From a cash flow point of view, as a bond holder you need to know which absolute cash flows you'll be getting, and when. From that point of view, you'll receive, to make up an example, £100 once a year, for 19 years, followed by a payment of £1,100 (made up of the final £100 coupon, plus the redemption amount, equal to the face value, of £1,000).
But from the perspective of an investor who would like to compare these amounts with other bonds, it is great to transform them into a series of 19 annual payments of $0.1 \times D$, where $D$ is the denomination, followed by a final payment of $1.1 \times D$. More convenient still for us to drop the reference to the denomination, and move to percentages rather than ratios, stating that the bond pays a coupon of 10% annualised for 20 years (and, redeems at face value). Likewise the traded price of this bond, on the open market can be quotes in currency - for example £960 - or it can be quoted as a ratio of the denomination - $0.96 \times D$. Again, dropping reference to the denomination and moving to percentage terminology, the bond price is quoted as 96. This quoting style is referred to as percentage of par quoting or simply the par convention. Certain bond markets prefer the par convention, others prefer to see a real cash amount quoted for the price - this convention is called the unit trading convention; since it is popular in French markets, you'll often hear of it as French style quoting. Clearly, this is just a quoting style - for every unit trader price, there's a par quoted number which is its equivalent, and vice versa.
In practice, rarely is a bond actually trading precisely at par, even when it is first issued. They usually start off pricing not too far away from par. In the end, though, if the bond is still around by the time of redemption, it'll eventually trader closer and closer to par - to the redemption amount. An instant before it redeems, when all the coupon payments during its entire life have already been made, then you can see that the fair value ought to converge to par, since that's what it represents at that point - a promise to pay the face value to the bearer in the next instant.

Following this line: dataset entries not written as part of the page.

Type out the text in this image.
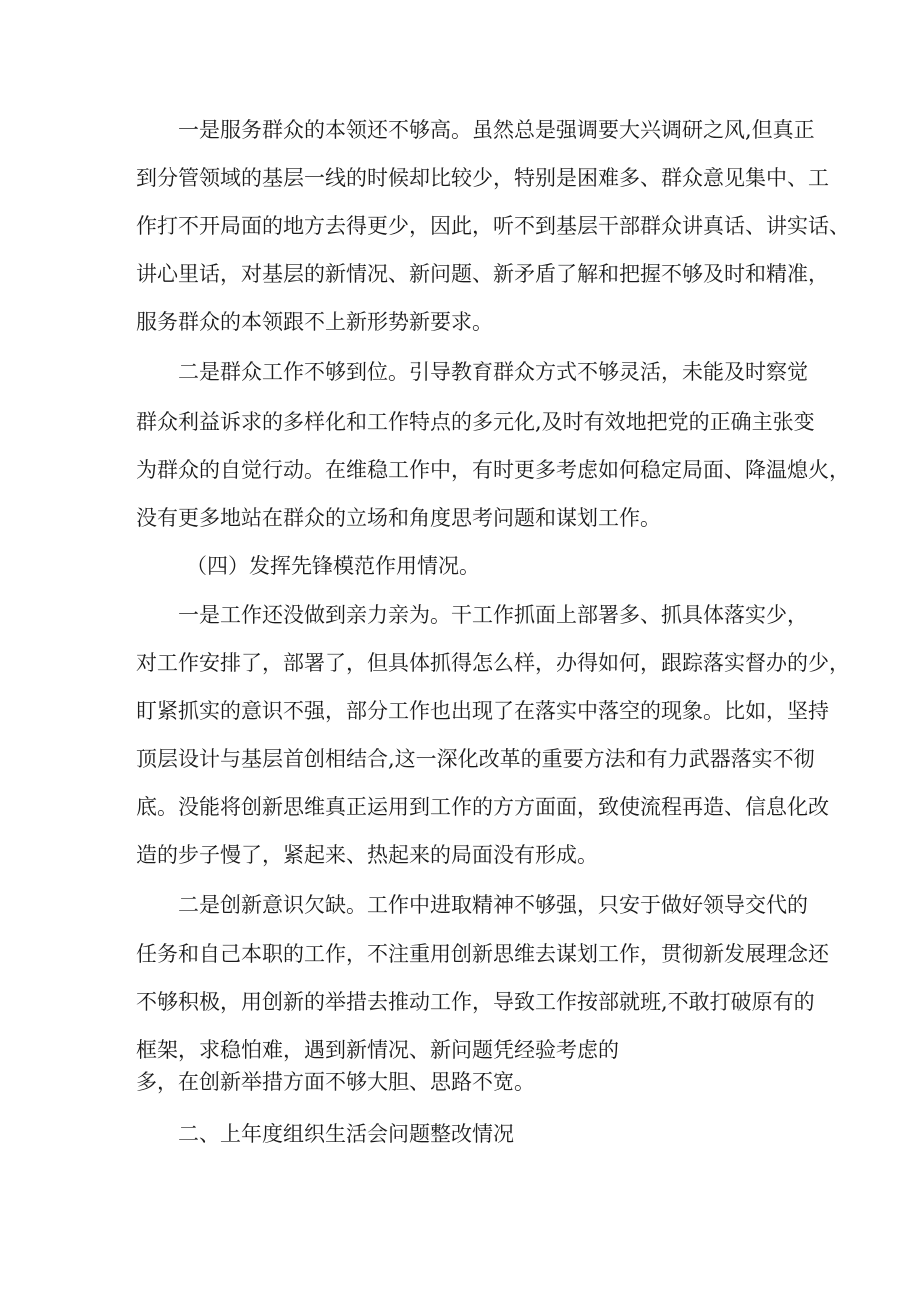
一是服务群众的本领还不够高。虽然总是强调要大兴调研之风,但真正

到分管领域的基层一线的时候却比较少，特别是困难多、群众意见集中、工

作打不开局面的地方去得更少，因此，听不到基层干部群众讲真话、讲实话、

讲心里话，对基层的新情况、新问题、新矛盾了解和把握不够及时和精准，

服务群众的本领跟不上新形势新要求。

二是群众工作不够到位。引导教育群众方式不够灵活，未能及时察觉

群众利益诉求的多样化和工作特点的多元化,及时有效地把党的正确主张变

为群众的自觉行动。在维稳工作中，有时更多考虑如何稳定局面、降温熄火，

没有更多地站在群众的立场和角度思考问题和谋划工作。

（四）发挥先锋模范作用情况。

一是工作还没做到亲力亲为。干工作抓面上部署多、抓具体落实少，

对工作安排了，部署了，但具体抓得怎么样，办得如何，跟踪落实督办的少，

盯紧抓实的意识不强，部分工作也出现了在落实中落空的现象。比如，坚持

顶层设计与基层首创相结合,这一深化改革的重要方法和有力武器落实不彻

底。没能将创新思维真正运用到工作的方方面面，致使流程再造、信息化改

造的步子慢了，紧起来、热起来的局面没有形成。

二是创新意识欠缺。工作中进取精神不够强，只安于做好领导交代的

任务和自己本职的工作，不注重用创新思维去谋划工作，贯彻新发展理念还

不够积极，用创新的举措去推动工作，导致工作按部就班,不敢打破原有的

框架，求稳怕难，遇到新情况、新问题凭经验考虑的

多，在创新举措方面不够大胆、思路不宽。

二、上年度组织生活会问题整改情况
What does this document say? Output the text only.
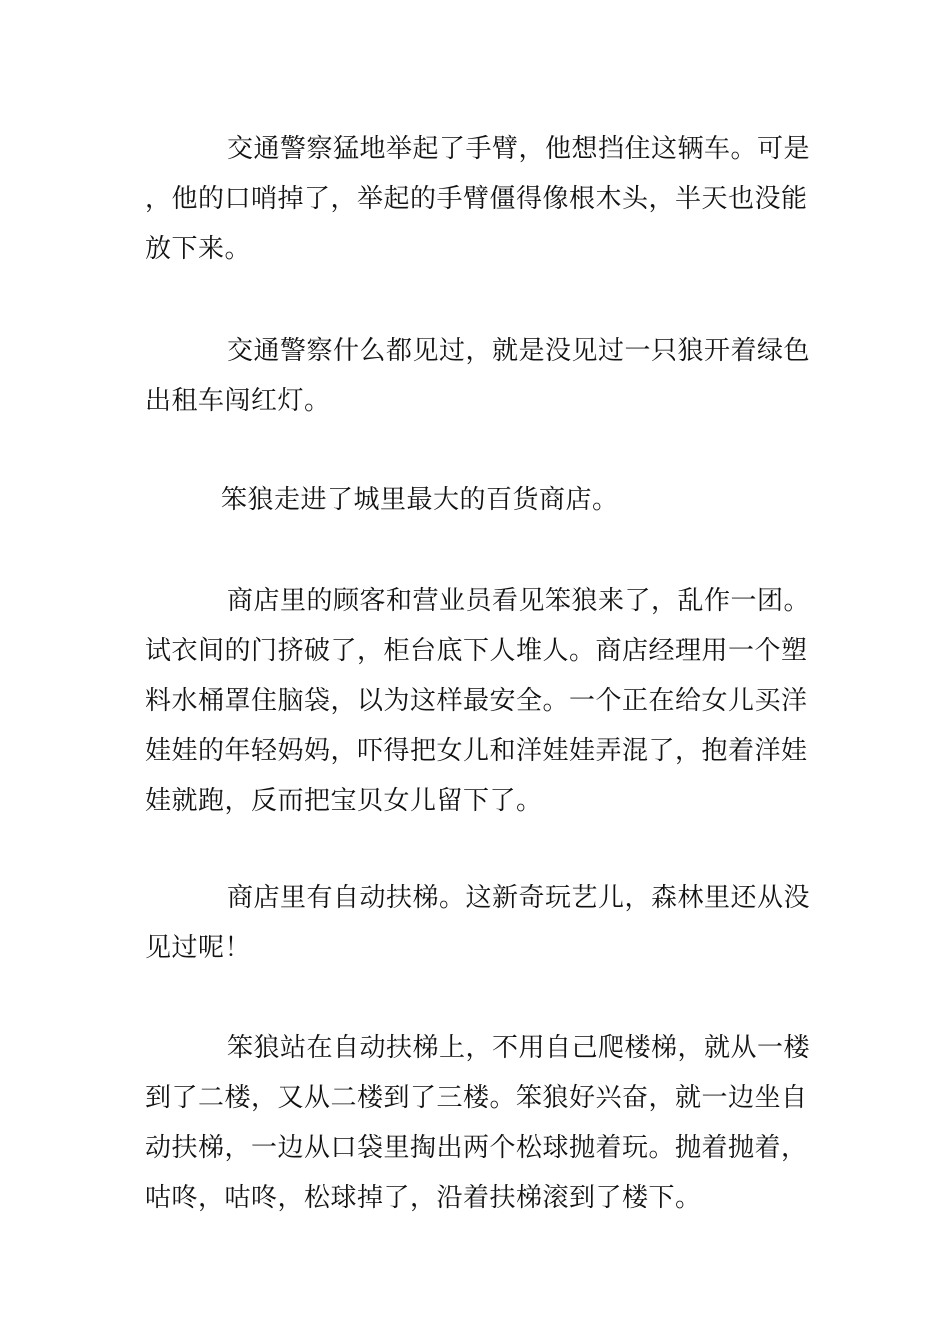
交通警察猛地举起了手臂，他想挡住这辆车。可是，他的口哨掉了，举起的手臂僵得像根木头，半天也没能放下来。

交通警察什么都见过，就是没见过一只狼开着绿色出租车闯红灯。

笨狼走进了城里最大的百货商店。

商店里的顾客和营业员看见笨狼来了，乱作一团。试衣间的门挤破了，柜台底下人堆人。商店经理用一个塑料水桶罩住脑袋，以为这样最安全。一个正在给女儿买洋娃娃的年轻妈妈，吓得把女儿和洋娃娃弄混了，抱着洋娃娃就跑，反而把宝贝女儿留下了。

商店里有自动扶梯。这新奇玩艺儿，森林里还从没见过呢！

笨狼站在自动扶梯上，不用自己爬楼梯，就从一楼到了二楼，又从二楼到了三楼。笨狼好兴奋，就一边坐自动扶梯，一边从口袋里掏出两个松球抛着玩。抛着抛着，咕咚，咕咚，松球掉了，沿着扶梯滚到了楼下。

The original terminology for face value comes from coinage, where this number would be printed or embossed on one or two of the faces of the coin. Denomination captures the sense, again probably originally from the world of coinage, that there is a graded set of related values within a singular system. This makes more sense with money than it does with bonds, since for any given issue, there usually is only one face value. But from its original latin, you get the sense that it is an amount which is fully named - and perhaps in a sense fully defined by the arbitrary act of naming its value. Maybe this term caught on in a world where fiat currencies were being born. The Chinese in the tenth century first issued fiat paper currency, but it was first attempted in the eighteenth century in the western world, and this lines up quite nicely with the word's entomology, where it took on the monetary sense around the 1650s. Finally, lurking behind the technical definition of face value is the implication that the value expressed on the face is not the real value. For coins, movement in inflation, or the price of precious metals, or the degree to which the coin's edge has been clipped, all explain why the face value is not the same as the real price. Likewise this carries over well into bond terminology where, as I noted earlier, during most of the life of a bond, it won't be worth precisely the face value.